Is this an indication of a more restless space use behaviour in the first period following capture, release with radio collar and subsequent telemetry tracking 1-2 times/week (distance observer-animal is unknown)? To explore this aspect, several alternative hypotheses should also be considered (the three individuals were collared in August, June and June, and were 7, 3 and 3 years of age) – but the present pilot test does at least rise an interesting hypothesis. It also illustrates how the MRW model’s CSSU parameter may be applied to cast light on a potentially concerning aspect of data collection and its interpretation in the context of wildlife management***.


*) In an upcoming post I will illustrate a transient effect in the early phase of home range establishment, and stationary CSSU for mature home range utilization.

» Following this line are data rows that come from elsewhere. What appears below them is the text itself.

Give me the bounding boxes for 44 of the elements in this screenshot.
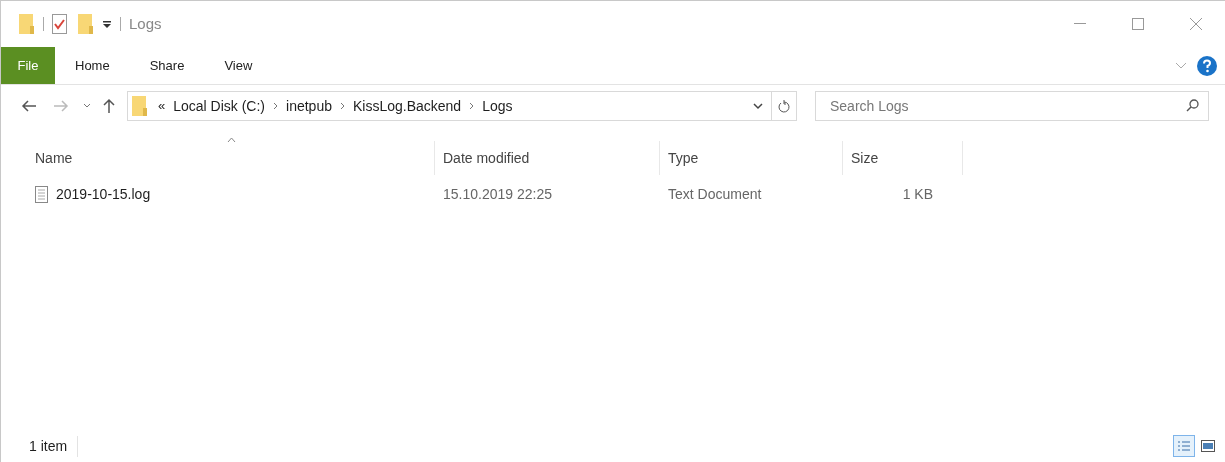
column-header[interactable]: Size bbox=[843, 141, 963, 175]
file-type: Text Document bbox=[667, 184, 763, 204]
chevron-right-icon bbox=[273, 102, 279, 110]
item-count: 1 item bbox=[29, 435, 79, 457]
properties-icon[interactable] bbox=[52, 14, 68, 34]
date-modified: 15.10.2019 22:25 bbox=[442, 184, 553, 204]
breadcrumb[interactable]: KissLog.Backend bbox=[352, 95, 462, 117]
picture-icon bbox=[1201, 440, 1215, 452]
new-folder-icon bbox=[78, 14, 94, 34]
search-field[interactable]: Search Logs bbox=[815, 91, 1209, 121]
text-file-icon bbox=[35, 185, 48, 203]
ribbon-tab[interactable]: Home bbox=[55, 47, 130, 84]
maximize-icon bbox=[1132, 18, 1144, 30]
file-name: 2019-10-15.log bbox=[56, 184, 151, 204]
folder-icon bbox=[19, 14, 35, 34]
folder-icon bbox=[132, 96, 148, 116]
recent-dropdown-icon[interactable] bbox=[83, 103, 91, 109]
sort-ascending-icon bbox=[226, 137, 236, 143]
dropdown-icon[interactable] bbox=[753, 102, 763, 110]
file-size: 1 KB bbox=[901, 184, 934, 204]
refresh-icon[interactable] bbox=[778, 99, 790, 113]
breadcrumb[interactable]: Logs bbox=[482, 95, 513, 117]
column-header[interactable]: Type bbox=[660, 141, 843, 175]
back-arrow-icon[interactable] bbox=[21, 100, 37, 112]
chevron-right-icon bbox=[339, 102, 345, 110]
ribbon-tab[interactable]: View bbox=[204, 47, 273, 84]
overflow-chevron[interactable]: « bbox=[158, 96, 166, 116]
file-menu-button[interactable]: File bbox=[1, 47, 55, 84]
ribbon-tab[interactable]: Share bbox=[129, 47, 205, 84]
minimize-icon bbox=[1074, 23, 1086, 25]
breadcrumb[interactable]: Local Disk (C:) bbox=[173, 95, 266, 117]
up-arrow-icon[interactable] bbox=[103, 98, 115, 114]
chevron-right-icon bbox=[469, 102, 475, 110]
help-icon[interactable] bbox=[1197, 55, 1217, 76]
file-row[interactable]: 2019-10-15.log 15.10.2019 22:25 Text Document 1 KB bbox=[1, 179, 1225, 209]
dropdown-icon[interactable] bbox=[102, 19, 112, 29]
search-icon[interactable] bbox=[1186, 99, 1199, 112]
details-list-icon bbox=[1177, 440, 1191, 452]
column-header[interactable]: Name bbox=[35, 141, 435, 175]
address-bar[interactable]: « Local Disk (C:) inetpub KissLog.Backend Logs bbox=[127, 91, 797, 121]
column-header[interactable]: Date modified bbox=[435, 141, 660, 175]
close-icon bbox=[1189, 17, 1203, 31]
breadcrumb[interactable]: inetpub bbox=[286, 95, 332, 117]
window-title: Logs bbox=[129, 13, 162, 34]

In the present context, is it reasonable to assume mature home ranges even for the initial 1-2 years of fix sampling.

**) Alternative methods to test for inter-sample difference in space use intensity abound, but have drawbacks. For example, the mean displacement length in a set of fix sampling intervals (lags) will be influenced by intermediate return events. Further, due to the very long-tailed (leptocurtic) distribution of step lengths in data from black bear, which has been verified to comply with the MRW space use model, comparing the relative difference in median displacement size in two or more samples is subject to large error terms due to the extreme outlier issue (“occasional sallies”). CSSU resolves these obstacles.

***) It should bee mentioned that the radio telemetry collars for black bear back in 1978 were substantially heavier than today’s standard. Triangulation also required close stalking to get a fix, in contrast to modern GPS.


Gautestad, A. O., I. Mysterud, and M. R. Pelton. 1998. Complex movement and scale-free habitat use: testing the multi-scaled home range model on black bear telemetry data. Ursus 10:219-234.

Mandelbrot, B. B. 1983, The fractal geometry of nature. New York, W. H. Freeman and Company.